If the Organization of the Petroleum Exporting Countries and its allies, known as OPEC+, confirm these reports, it would signal the end of a period where the producer group restricted around 3.4 million barrels per day from October 2022.

The analysts at HSBC stated that the earlier return of OPEC+ barrels is seen as bearish, with expectations of the oil market being in a surplus of roughly 600,000 barrels per day next year. They also mentioned that over the medium-term, the oil market appears to be oversupplied as OPEC+ has limited room to reverse remaining cuts.

As a result of these factors, HSBC has lowered their price forecasts for oil in 2025 and beyond, reducing them from $76.5 per barrel to $70 per barrel.

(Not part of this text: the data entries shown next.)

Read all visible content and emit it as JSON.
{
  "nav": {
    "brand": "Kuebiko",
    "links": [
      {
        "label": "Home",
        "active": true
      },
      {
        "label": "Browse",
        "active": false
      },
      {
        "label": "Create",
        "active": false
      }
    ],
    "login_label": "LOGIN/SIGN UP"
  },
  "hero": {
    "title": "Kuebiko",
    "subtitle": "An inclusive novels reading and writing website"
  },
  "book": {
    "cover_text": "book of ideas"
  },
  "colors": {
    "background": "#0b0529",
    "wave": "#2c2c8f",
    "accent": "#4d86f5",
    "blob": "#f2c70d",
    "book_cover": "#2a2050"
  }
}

On Tuesday, oil prices experienced a sharp decline as concerns about weak demand growth overshadowed fears of escalating tensions in the Middle East that could impact global supply. By 06:10 ET, the Brent contract dropped 1% to $71.02 per barrel, while WTI futures traded 1.2% lower at $67.36 per barrel.

Despite reports of limited raids against Hezbollah targets in Lebanon by Israel, which could potentially escalate conflicts in the oil-rich Middle East, the market impact was minimal. This was attributed to a significant decrease in Chinese manufacturing activity in September, indicating a potential slowdown in future demand from the world’s largest crude importer.

Investors will be keeping an eye on the American Petroleum Institute’s upcoming weekly estimate of US crude oil and fuel stockpiles for the week ending Sept. 27.